My concern with this very broad definition is not necessarily the financial aspect of it to the Commonwealth but rather because I think it will lead to the breaching of one of those core principles over which we have had bipartisan agreement for a long time and which there has been no outcry to change. That is the broad principle: that political advocacy should not attract public funding and should not attract any financial or public benefits for it. That has been the broad principle which there has been agreement on across this parliament for a long time. We have not allowed that in the past.

In fact, this bill specifically says that political parties will not receive charitable status, but it allows many other organisations to receive charitable status through these provisions which are not charities and really are political organisations. I think particularly many of the green groups that we know that can be aggressively political will seek charitable status under this new definition, should this bill pass this parliament. I believe that many of those green groups do not act in the interests of our nation; therefore, I do not believe that the Australian people would think that it is right that some of their taxes should go towards subsidising green activities. I raise a particular example of the Wilderness Society. It is an organisation which is known very well and which has run an enormous campaign to lock up Cape York Peninsula against the wishes of the traditional owners. And many of those traditional owners and many of the Cape York leaders, led by Noel Pearson, want to be able to have sensible development in their communities so that they can be beneficiaries—they can grow fruit, they can raise cattle, they can have other businesses and therefore help sustain their communities—and have economic developments in their area.

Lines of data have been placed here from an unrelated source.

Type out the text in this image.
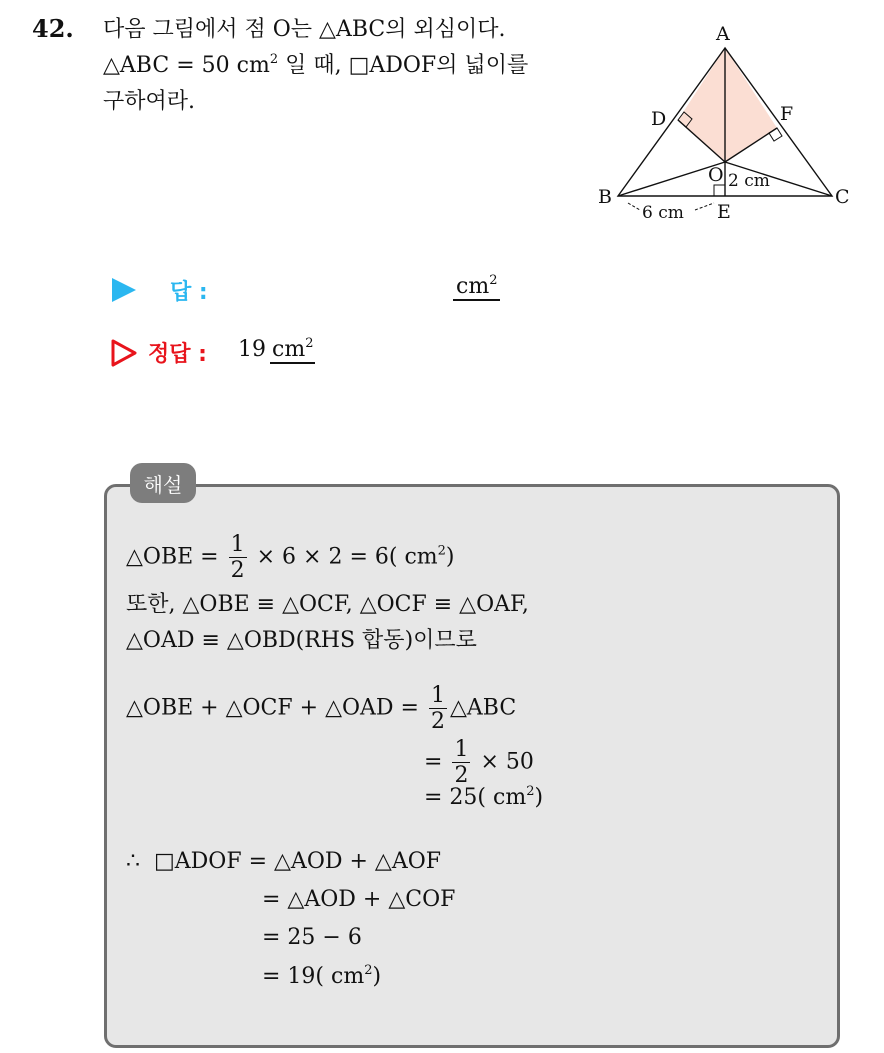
42. 다음 그림에서 점 O는 △ABC의 외심이다.
△ABC = 50 $cm^2$ 일 때, □ADOF의 넓이를
구하여라.
A
B	C
D
E
F
O 2 cm
6 cm
답 :	$cm^2$
정답 : 19 $cm^2$
해설
△OBE = $\frac{1}{2} \times 6 \times 2 = 6$( $cm^2$)
또한, △OBE ≡ △OCF, △OCF ≡ △OAF,
△OAD ≡ △OBD(RHS 합동)이므로
△OBE + △OCF + △OAD = $\frac{1}{2}$ △ABC
= $\frac{1}{2} \times 50$
= 25( $cm^2$)
∴  □ADOF = △AOD + △AOF
= △AOD + △COF
= 25 − 6
= 19( $cm^2$)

The Wilderness Society ran a huge campaign to try to make that impossible. They were so successful that they managed to convince the previous Bligh government to pass a series of laws—the wild rivers legislation—which had the practical impact that no businesses were able to start up throughout most of Cape York Peninsula. It is fine for the Wilderness Society to run that sort of political activity—we live in a free society and we allow such activities to occur—but my argument here today is that such an organisation should not receive any public support for doing such an activity, because I do not believe that their activity supports the overall benefit of the nation. In fact, it was contrary to the interests of Indigenous people who have been looking after that land for thousands upon thousands of years.

That is just one example, but it goes to the key principle that I have been articulating: that Australian taxpayers' funds should not be directed to organisations for political activity. I believe if we pass this legislation we will have many organisations who otherwise may not fit the present common law charitable definition that I outlined fitting under the definition of 'advancing culture', 'advancing the natural environment' or 'promoting or protecting human rights' and therefore be, in essence, recipients of special tax treatment.

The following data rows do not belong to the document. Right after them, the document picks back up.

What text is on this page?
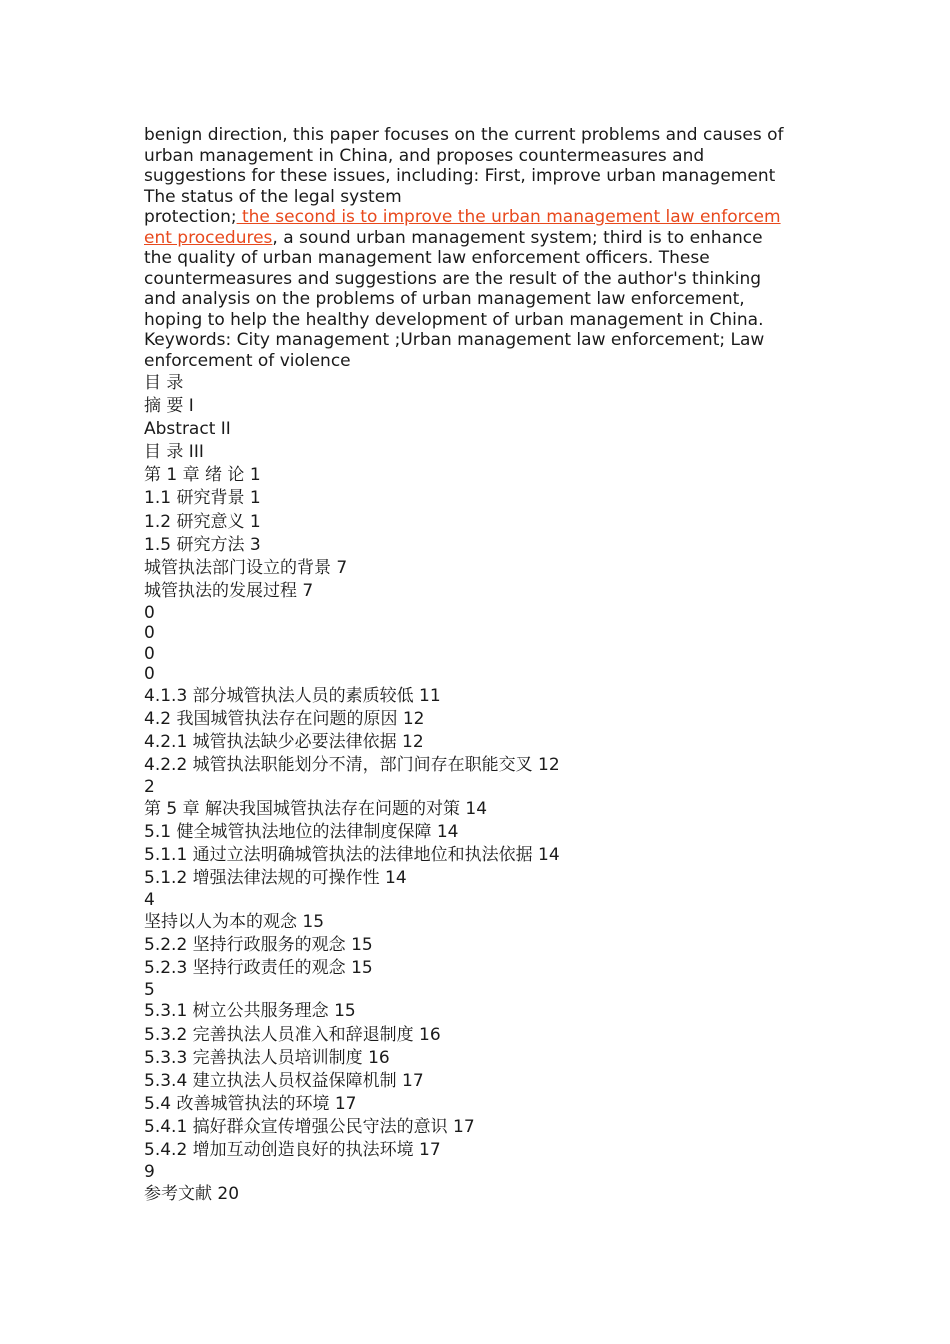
benign direction, this paper focuses on the current problems and causes of
urban management in China, and proposes countermeasures and
suggestions for these issues, including: First, improve urban management
The status of the legal system
protection; the second is to improve the urban management law enforcem
ent procedures, a sound urban management system; third is to enhance
the quality of urban management law enforcement officers. These
countermeasures and suggestions are the result of the author's thinking
and analysis on the problems of urban management law enforcement,
hoping to help the healthy development of urban management in China.
Keywords: City management ;Urban management law enforcement; Law
enforcement of violence
目 录
摘 要 I
Abstract II
目 录 III
第 1 章 绪 论 1
1.1 研究背景 1
1.2 研究意义 1
1.5 研究方法 3
城管执法部门设立的背景 7
城管执法的发展过程 7
0
0
0
0
4.1.3 部分城管执法人员的素质较低 11
4.2 我国城管执法存在问题的原因 12
4.2.1 城管执法缺少必要法律依据 12
4.2.2 城管执法职能划分不清，部门间存在职能交叉 12
2
第 5 章 解决我国城管执法存在问题的对策 14
5.1 健全城管执法地位的法律制度保障 14
5.1.1 通过立法明确城管执法的法律地位和执法依据 14
5.1.2 增强法律法规的可操作性 14
4
坚持以人为本的观念 15
5.2.2 坚持行政服务的观念 15
5.2.3 坚持行政责任的观念 15
5
5.3.1 树立公共服务理念 15
5.3.2 完善执法人员准入和辞退制度 16
5.3.3 完善执法人员培训制度 16
5.3.4 建立执法人员权益保障机制 17
5.4 改善城管执法的环境 17
5.4.1 搞好群众宣传增强公民守法的意识 17
5.4.2 增加互动创造良好的执法环境 17
9
参考文献 20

This bill is not a good bill. We have not had a case for a change made by this government. It has not been made in this parliament. I know that many in the charitable sector are concerned about this bill. They are concerned that the charities commission that will oversee the operation of this bill, that will make decisions in relation to who is given charitable status, may not operate as well as the government says it will operate. They are concerned that it will add red tape to its activities, which will just cost those organisations money rather than that money going towards doing the good work that they do in the communities.

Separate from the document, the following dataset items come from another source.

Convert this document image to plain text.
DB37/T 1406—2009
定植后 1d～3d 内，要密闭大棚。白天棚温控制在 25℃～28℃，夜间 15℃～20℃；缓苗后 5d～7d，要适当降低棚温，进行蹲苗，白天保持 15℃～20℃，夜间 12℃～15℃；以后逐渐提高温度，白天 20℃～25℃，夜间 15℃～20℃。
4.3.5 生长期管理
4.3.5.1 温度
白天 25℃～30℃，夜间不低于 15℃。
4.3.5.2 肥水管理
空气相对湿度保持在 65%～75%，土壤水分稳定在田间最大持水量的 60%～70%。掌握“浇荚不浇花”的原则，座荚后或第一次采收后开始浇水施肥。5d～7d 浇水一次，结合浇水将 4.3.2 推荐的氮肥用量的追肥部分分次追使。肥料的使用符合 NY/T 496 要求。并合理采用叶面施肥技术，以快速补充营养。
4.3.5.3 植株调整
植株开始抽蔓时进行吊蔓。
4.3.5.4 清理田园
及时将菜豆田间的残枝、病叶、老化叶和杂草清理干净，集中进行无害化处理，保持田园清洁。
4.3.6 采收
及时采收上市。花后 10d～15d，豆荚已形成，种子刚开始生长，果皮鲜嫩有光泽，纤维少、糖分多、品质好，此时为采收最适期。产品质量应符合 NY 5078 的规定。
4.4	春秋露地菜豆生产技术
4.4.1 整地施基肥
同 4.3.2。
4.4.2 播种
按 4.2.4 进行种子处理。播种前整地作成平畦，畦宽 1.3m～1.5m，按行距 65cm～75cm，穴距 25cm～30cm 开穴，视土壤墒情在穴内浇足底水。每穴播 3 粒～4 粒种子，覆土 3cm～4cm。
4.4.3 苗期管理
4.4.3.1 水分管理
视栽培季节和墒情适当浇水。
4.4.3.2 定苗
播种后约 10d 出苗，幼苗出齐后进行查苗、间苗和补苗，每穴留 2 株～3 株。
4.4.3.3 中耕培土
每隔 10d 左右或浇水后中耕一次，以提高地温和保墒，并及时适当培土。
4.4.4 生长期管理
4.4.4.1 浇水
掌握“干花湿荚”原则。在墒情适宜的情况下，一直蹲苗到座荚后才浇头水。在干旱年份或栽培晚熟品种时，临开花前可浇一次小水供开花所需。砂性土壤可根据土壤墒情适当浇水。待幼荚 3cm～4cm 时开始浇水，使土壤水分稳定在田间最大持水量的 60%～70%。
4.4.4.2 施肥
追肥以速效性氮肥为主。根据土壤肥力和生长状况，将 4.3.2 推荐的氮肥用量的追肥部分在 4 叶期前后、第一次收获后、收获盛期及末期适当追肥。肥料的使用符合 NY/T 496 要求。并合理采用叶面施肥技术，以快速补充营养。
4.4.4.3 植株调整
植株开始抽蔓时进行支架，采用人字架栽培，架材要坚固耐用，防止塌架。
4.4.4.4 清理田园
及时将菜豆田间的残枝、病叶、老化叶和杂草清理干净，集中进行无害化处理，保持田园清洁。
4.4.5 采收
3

Our existing charities—the Salvation Armies of the world, the St Vincent de Pauls of the worlds, the Red Crosses of the world—do fantastic work in our community. We want to support those organisations. We want to support the volunteering in our community, but we do not think that we should be completely changing the definition of charity and, through that process, enabling a lot of political activity to, in essence, be deemed to be charitable activity, which I do not think it is.